Da mesma forma, a admissibilidade das provas obtidas por IA em ações civis e criminais ambientais é um ponto relevante. Dados obtidos por IA podem ser questionados judicialmente, e é importante garantir que as provas sejam coletadas e apresentadas de forma adequada para serem aceitas em tribunal. Ademais, em caso de erros, quem deve ser responsabilizado? O órgão fiscalizador, o desenvolvedor da tecnologia ou o operador do sistema?

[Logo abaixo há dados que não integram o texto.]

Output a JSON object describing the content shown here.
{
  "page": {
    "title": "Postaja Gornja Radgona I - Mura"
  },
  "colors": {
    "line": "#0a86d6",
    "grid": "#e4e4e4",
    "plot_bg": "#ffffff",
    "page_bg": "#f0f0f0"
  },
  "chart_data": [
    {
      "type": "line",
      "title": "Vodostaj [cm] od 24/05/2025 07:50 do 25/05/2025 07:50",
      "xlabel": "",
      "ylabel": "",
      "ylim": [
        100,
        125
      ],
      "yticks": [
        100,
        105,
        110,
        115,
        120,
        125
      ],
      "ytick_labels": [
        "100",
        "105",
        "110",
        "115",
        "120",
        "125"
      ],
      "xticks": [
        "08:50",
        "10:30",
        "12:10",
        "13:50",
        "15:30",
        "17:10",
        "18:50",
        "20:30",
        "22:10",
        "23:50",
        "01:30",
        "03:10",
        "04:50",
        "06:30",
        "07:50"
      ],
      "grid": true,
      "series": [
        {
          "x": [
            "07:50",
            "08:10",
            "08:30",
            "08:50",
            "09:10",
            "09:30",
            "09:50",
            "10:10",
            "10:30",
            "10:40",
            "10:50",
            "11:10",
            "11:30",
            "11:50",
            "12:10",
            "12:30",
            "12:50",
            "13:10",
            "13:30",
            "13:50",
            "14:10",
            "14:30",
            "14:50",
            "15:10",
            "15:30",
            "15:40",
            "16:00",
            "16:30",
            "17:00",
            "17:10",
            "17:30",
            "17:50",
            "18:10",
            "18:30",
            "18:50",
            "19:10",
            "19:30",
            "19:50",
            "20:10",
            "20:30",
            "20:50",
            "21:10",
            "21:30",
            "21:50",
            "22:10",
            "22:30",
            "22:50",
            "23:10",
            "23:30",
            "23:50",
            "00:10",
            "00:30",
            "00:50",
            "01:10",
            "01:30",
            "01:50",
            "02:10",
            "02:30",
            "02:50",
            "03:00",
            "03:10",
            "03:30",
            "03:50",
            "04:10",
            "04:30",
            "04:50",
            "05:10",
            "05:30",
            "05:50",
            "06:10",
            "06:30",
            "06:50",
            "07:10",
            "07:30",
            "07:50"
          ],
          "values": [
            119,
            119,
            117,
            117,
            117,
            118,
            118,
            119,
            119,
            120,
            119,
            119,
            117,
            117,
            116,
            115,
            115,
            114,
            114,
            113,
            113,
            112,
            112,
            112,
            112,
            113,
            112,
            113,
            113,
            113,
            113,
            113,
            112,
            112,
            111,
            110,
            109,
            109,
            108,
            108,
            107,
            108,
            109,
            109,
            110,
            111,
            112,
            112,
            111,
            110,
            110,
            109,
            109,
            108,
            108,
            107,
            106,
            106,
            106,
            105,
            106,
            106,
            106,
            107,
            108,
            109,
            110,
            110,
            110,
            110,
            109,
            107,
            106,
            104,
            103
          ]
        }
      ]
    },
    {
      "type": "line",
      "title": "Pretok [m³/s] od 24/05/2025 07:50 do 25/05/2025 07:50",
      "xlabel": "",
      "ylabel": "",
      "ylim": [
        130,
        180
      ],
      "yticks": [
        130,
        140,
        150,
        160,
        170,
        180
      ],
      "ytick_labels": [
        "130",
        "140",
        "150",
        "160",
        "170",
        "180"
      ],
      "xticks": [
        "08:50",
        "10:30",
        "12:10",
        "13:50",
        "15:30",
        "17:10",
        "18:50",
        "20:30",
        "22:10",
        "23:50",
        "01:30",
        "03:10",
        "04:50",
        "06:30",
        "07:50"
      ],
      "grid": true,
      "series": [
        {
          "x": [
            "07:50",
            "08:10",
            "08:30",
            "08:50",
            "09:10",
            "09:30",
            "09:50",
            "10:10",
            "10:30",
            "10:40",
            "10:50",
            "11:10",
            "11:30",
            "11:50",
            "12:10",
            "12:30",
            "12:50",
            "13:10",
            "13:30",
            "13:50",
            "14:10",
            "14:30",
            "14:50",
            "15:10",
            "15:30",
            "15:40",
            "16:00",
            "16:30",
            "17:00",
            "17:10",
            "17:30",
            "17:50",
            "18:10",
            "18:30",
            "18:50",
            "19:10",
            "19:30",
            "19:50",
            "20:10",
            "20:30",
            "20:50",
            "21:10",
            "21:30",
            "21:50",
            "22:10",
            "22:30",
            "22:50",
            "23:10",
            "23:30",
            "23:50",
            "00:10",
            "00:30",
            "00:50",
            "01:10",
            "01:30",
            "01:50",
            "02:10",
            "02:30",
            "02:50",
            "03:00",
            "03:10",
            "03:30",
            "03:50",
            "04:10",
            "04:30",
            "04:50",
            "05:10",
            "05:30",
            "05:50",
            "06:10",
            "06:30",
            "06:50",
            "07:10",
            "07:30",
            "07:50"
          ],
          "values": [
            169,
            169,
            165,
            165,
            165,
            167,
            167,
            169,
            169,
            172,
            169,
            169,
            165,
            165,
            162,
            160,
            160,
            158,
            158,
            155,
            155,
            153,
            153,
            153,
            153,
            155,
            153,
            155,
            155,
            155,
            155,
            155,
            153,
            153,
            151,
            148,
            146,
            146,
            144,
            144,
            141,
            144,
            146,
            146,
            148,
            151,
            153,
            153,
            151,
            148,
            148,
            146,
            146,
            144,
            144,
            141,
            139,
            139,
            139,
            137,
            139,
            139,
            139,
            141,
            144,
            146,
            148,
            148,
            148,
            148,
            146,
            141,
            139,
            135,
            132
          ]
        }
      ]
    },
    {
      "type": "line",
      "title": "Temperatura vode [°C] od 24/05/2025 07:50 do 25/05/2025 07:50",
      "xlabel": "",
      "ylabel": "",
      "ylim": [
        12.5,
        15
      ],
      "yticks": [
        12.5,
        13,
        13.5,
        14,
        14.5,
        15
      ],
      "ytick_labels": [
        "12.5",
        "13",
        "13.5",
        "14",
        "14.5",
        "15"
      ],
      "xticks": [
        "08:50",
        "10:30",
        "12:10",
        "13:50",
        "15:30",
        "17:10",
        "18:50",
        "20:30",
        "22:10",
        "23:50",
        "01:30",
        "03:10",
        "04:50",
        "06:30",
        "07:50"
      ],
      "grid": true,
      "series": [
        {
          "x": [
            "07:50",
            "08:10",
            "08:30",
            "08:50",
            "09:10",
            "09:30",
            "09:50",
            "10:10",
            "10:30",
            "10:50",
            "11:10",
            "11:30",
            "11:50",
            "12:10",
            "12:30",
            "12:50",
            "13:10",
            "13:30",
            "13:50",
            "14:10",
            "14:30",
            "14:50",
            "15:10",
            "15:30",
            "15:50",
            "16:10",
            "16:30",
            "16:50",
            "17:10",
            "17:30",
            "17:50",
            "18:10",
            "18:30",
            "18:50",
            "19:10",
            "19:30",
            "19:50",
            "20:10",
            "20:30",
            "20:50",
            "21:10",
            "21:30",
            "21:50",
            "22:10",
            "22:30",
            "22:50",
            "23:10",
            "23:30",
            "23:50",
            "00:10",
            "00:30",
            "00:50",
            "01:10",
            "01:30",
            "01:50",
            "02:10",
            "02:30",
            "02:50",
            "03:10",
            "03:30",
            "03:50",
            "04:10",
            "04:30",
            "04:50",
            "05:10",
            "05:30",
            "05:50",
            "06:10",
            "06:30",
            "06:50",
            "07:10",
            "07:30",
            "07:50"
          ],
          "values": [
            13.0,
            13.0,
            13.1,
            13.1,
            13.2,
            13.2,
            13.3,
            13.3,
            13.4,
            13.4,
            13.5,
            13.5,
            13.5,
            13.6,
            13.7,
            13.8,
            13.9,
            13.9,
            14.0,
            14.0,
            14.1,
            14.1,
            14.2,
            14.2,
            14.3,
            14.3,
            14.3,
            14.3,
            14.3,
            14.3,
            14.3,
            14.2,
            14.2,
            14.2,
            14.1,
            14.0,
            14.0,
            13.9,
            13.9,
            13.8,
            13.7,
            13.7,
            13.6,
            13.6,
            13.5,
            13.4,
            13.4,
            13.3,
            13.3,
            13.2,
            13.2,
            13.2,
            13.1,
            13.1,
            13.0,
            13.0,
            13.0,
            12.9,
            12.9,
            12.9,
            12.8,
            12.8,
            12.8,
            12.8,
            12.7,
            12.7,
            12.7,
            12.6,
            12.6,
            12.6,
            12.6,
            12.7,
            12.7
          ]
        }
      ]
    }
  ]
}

A responsabilidade jurídica dessas ferramentas deve ser estabelecida de forma precisa para garantir responsabilidade e justiça em caso de erros.
Por fim, e talvez no centro desses problemas, a falta de regulamentação específica sobre o uso da IA no monitoramento ambiental é uma questão significativa no Brasil. Ainda não possuímos normas detalhadas sobre a aplicação dessa tecnologia no direito ambiental, o que pode gerar lacunas e incertezas na sua utilização. Essa preocupação já começou a ser tratada por meio do Projeto de Lei 2.338/2023, responsável por regulamentar o uso de IA no Brasil e aprovado no final do ano passado, mas ainda há muito que ser feito para que as inteligências artificiais possam ser usadas adequadamente no monitoramento ambiental.
Podemos constatar, enfim, que a IA, tida em um primeiro momento como uma ameaça à sustentabilidade, pode fortalecer a proteção ambiental e tornar as políticas públicas mais eficazes. No entanto, sua aplicação precisa ser acompanhada de um arcabouço jurídico sólido que garanta segurança, transparência e proteção de direitos fundamentais. Para isso, o governo, as autoridades ambientais e os desenvolvedores de tecnologia devem trabalhar juntos para garantir que tais ferramentas sejam utilizadas de forma ética e legal no monitoramento ambiental. Com o avanço contínuo, o futuro ideal da tecnologia à favor do meio ambiente poderá ser alcançado mais rápido do que imaginamos.
Flávio Linquevis, advogado e mestre em Legislação Ambiental.